China lashes out at Canadian extradition process for Huawei manager
March 02 2019 12:03 PM
Meng Wanzhou
Meng Wanzhou

Dpa/Beijing

China's Ministry of Foreign Affairs on Saturday slammed Canada's decision to proceed with the extradition of Meng Wanzhou, the chief financial officer of Chinese tech giant Huawei.

Foreign Ministry spokesman Lu Kang said Meng's ‘arbitrary’ detention ‘constitutes a serious violation of the legal rights and interests of the Chinese citizen. This is a severe political incident.’  He repeated calls for the US to withdraw its arrest warrant for Meng, who is scheduled to appear before a British Columbia court on Wednesday.

 The US accuses Meng of defrauding financial institutions by concealing information about transactions with Iran. There are also wider accusations against Huawei, including stealing trade secrets from T-Mobile, a competitor.

‘There is sufficient evidence to be put before an extradition judge for decision,’ the Justice Department said in a statement.

‘An extradition hearing is not a trial, nor does it render a verdict of guilt or innocence,’ it added. ‘If a person is ultimately extradited from Canada to face prosecution in another country, the individual will have a trial in that country.’  Meng, who was arrested in Canada in early December, will remain free and subject to the conditions of her bond while the court proceedings are under way.

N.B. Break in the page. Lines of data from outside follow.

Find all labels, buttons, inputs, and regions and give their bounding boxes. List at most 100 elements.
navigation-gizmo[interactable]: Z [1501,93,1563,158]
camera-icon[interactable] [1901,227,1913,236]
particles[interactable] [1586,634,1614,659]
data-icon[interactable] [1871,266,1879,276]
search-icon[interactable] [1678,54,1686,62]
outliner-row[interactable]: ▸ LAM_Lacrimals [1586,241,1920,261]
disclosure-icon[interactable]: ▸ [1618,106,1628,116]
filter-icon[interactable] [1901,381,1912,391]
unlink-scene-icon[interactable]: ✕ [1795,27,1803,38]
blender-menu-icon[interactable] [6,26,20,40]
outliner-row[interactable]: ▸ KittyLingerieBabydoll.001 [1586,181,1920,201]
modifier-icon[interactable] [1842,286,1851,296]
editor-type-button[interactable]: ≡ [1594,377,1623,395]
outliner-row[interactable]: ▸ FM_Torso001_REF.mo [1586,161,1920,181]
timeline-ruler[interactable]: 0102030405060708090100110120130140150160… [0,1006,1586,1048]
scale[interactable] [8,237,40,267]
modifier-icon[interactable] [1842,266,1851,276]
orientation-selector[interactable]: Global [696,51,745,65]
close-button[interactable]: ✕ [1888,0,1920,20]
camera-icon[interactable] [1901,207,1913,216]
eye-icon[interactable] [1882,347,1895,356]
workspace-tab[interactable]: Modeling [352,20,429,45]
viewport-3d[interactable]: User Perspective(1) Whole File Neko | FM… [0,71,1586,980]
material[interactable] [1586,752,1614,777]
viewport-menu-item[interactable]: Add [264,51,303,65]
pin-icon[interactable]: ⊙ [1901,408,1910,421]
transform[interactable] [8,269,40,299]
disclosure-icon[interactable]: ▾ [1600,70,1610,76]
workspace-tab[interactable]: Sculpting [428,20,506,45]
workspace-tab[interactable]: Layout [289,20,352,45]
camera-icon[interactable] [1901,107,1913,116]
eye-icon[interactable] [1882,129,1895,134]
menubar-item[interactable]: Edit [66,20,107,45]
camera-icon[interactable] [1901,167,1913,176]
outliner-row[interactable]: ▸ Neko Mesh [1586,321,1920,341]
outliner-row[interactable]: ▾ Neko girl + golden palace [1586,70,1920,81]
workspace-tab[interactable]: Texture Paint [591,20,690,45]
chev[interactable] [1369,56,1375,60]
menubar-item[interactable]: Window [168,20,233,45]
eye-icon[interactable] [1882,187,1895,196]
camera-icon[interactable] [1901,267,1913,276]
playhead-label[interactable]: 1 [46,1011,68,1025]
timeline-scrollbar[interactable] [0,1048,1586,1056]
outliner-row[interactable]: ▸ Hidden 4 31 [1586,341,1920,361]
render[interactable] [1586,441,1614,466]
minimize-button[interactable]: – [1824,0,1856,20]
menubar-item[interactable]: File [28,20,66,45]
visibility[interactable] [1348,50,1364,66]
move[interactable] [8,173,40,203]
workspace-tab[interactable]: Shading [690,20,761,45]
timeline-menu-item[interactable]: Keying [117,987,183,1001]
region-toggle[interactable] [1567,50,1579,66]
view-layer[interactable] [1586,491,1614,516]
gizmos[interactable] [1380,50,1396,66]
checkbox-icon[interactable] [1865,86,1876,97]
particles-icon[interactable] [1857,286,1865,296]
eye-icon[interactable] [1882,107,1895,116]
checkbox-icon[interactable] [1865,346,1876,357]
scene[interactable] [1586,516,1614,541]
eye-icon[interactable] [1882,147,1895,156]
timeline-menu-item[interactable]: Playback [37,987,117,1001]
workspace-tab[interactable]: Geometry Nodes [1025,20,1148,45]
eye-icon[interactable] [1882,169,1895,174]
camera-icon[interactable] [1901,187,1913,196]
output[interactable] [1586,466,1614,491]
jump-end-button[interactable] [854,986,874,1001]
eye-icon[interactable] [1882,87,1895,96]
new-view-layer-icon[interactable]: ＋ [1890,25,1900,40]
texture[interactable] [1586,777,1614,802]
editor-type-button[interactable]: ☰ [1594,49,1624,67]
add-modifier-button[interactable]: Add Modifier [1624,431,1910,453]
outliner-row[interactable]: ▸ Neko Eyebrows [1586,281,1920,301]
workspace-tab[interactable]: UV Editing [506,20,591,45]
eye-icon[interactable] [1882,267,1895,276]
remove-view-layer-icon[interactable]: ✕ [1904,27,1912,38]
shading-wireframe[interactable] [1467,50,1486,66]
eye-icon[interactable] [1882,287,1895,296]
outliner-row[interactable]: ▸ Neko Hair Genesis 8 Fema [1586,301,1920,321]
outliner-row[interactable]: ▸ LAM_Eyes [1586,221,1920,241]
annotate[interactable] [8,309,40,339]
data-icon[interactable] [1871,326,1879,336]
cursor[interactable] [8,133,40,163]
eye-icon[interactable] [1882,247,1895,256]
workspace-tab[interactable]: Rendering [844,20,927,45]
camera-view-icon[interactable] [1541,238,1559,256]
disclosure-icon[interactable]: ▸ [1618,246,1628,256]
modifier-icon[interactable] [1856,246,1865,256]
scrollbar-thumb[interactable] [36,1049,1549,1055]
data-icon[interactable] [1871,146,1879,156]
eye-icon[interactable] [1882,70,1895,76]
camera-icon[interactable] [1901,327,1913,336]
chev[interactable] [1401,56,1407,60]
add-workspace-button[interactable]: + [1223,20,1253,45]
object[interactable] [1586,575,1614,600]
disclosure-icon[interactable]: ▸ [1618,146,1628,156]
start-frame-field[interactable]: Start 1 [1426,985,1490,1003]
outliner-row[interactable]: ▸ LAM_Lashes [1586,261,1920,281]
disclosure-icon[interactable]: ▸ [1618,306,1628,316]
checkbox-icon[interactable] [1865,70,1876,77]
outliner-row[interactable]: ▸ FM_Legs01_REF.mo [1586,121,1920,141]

Meng is the daughter of Huawei founder Ren Zhengfei. Her case has strained relations between China, the US and Canada.

Two Canadians - former diplomat Michael Kovrig and entrepreneur Michael Spavor - were arrested in China following her detention, in what are widely believed to be retaliatory moves.

The Canadian government's decision also comes as the US and China try to negotiate a deal on trade, after the world's two largest economies slapped tit-for-tat tariffs on each other last year.

US President Donald Trump has suggested he could intervene in Meng's case if it helped resolve the trade dispute.

David Martin, the lead lawyer for Meng's defence team, said Friday's decision was disappointing, in a statement quoted by the South China Morning Post.

‘We are disappointed that the minister of justice has decided to issue an authority to proceed in the face of the political nature of the US charges and where the president of the United States has repeatedly stated that he would interfere in Ms Meng's case if he thought it would assist the US negotiations with China over a trade deal,’ he said.

The US is meanwhile reportedly pressuring its allies to stop using Huawei's equipment amid concerns that the Chinese government may have back door access to it, allowing them to monitor phone calls and other communications.

Australia has already banned Huawei from its 5G networks, while New Zealand and Britain are reviewing whether to allow it to proceed with 5G projects.